Squiers chanced a little laugh. "We've almost completely run out of everything. Every possible substitute for toilet paper has been and gone. All the papers, the research documents, textbooks, requisition forms, even the sandpaper from the caretakers closet."
"Now that was a weekend to forget..." Sturgeon winced at the memory.
"Even this..." Squiers picked up the remnants of the book Sturgeon had deposited on the desk.
"Yes, my first edition signed copy of Biggles Flies South. It was a heartbreak to let it go, but a man's gotta do what a man's gotta do."
"Hm," Squiers opened the book, squinting at the front page. It was also the only page left. "I don't think when he wrote it the author quite intended for Biggles to fly quite that far south."
"Do you suppose they're coming anytime soon?"
"You should know, you sent the urgent request yourself what was it? Two weeks ago?"
"Two weeks, one day nine hours and fifteen minutes ago. Not that I've been counting, but that was when we were down to the last eight rolls. You any closer to finding any sort of cure?"

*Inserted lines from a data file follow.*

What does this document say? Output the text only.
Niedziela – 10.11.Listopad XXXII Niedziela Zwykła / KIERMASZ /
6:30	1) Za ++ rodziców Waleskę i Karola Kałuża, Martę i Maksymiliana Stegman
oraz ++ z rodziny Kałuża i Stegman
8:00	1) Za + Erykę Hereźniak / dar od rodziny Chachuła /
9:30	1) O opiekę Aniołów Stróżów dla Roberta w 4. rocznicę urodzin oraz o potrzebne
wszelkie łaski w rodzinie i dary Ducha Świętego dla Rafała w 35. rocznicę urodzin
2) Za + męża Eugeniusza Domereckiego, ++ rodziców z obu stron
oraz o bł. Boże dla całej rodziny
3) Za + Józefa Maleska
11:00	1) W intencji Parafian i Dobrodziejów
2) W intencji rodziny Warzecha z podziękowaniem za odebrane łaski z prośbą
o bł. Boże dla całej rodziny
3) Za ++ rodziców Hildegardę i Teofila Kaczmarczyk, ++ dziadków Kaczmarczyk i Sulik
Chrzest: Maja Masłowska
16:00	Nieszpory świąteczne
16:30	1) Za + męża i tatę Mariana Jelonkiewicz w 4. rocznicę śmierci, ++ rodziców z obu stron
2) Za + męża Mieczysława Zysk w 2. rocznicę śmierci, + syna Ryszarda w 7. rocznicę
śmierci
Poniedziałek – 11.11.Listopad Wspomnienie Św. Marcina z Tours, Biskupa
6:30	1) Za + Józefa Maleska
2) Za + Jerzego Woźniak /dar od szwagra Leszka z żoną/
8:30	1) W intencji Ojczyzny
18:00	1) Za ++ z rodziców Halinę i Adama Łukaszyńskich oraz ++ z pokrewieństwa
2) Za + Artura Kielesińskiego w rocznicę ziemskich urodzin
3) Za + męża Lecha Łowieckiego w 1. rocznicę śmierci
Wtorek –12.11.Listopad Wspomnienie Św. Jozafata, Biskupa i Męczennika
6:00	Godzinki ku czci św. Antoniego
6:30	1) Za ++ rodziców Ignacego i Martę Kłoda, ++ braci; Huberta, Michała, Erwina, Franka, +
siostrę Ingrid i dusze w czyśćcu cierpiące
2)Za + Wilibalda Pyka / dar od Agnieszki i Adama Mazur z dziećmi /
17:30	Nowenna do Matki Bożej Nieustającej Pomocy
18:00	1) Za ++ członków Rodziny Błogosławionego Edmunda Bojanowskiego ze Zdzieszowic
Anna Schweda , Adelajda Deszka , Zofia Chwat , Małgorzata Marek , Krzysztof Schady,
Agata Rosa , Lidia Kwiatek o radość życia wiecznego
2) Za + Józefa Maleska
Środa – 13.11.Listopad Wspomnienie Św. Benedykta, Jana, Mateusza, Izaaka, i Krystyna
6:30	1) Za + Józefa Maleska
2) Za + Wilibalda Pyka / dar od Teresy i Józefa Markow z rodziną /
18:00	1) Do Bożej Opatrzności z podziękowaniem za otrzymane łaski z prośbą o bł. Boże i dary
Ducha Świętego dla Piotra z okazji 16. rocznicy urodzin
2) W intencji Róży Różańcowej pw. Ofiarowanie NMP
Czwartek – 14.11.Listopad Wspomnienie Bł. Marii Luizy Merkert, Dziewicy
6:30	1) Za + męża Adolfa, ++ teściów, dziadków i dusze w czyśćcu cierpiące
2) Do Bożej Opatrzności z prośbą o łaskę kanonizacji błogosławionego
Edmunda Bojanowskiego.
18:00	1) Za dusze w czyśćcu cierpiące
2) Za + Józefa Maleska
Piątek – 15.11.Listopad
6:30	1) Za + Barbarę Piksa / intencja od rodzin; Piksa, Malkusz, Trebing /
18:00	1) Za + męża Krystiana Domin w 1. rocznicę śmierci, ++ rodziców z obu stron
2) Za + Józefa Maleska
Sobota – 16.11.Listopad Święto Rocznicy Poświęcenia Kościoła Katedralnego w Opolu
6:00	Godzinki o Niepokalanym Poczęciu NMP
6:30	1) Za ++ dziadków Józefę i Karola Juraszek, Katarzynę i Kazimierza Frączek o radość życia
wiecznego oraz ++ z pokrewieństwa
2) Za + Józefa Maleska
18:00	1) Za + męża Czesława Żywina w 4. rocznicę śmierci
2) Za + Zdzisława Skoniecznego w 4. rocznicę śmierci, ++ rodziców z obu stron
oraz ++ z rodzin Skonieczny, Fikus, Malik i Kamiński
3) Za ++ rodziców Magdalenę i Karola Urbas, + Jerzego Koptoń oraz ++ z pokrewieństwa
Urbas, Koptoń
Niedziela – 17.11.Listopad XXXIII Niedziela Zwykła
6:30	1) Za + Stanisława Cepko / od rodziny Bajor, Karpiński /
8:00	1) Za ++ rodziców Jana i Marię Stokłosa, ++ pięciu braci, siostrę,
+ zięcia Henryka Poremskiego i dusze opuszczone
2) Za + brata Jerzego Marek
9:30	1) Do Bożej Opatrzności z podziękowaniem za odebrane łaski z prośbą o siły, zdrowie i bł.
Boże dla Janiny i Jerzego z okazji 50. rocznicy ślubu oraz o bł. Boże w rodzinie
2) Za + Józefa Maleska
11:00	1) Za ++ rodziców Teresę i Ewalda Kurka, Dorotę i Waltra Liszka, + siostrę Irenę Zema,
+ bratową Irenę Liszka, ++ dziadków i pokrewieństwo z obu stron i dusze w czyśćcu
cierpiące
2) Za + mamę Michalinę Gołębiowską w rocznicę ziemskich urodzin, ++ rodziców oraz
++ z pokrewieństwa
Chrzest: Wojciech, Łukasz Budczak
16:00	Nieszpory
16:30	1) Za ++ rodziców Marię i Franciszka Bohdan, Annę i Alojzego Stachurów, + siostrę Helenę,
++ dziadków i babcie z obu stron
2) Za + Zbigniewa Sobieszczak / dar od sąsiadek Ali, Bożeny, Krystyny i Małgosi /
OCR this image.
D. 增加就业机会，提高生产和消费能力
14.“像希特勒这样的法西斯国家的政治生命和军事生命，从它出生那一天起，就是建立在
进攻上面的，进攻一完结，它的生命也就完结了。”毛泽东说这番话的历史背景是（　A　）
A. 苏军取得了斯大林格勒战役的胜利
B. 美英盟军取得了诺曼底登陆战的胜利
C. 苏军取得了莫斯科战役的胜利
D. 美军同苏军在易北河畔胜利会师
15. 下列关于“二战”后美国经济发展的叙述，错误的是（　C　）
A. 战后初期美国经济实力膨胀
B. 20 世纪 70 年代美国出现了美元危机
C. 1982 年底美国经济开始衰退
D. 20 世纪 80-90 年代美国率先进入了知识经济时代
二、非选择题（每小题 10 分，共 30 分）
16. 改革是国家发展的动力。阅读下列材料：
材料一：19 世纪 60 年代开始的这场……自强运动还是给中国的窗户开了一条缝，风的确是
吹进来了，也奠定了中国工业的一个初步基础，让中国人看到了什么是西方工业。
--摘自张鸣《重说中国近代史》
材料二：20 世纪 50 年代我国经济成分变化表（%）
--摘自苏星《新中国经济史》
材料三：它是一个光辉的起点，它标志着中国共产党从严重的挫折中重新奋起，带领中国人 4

"For what? We're all suffering from so many dashed illnesses I don't know where to start. I've isolated over two thousand different strains of Escherichia Coli alone. I've not even been able to sort the good from the bad."
Sturgeon opened the box on his desk. "Care for a cigar?"
"Not for me, thanks. God only knows what would happen if I coughed." Sturgeon considered his partners words for a moment, then closed the box without a word.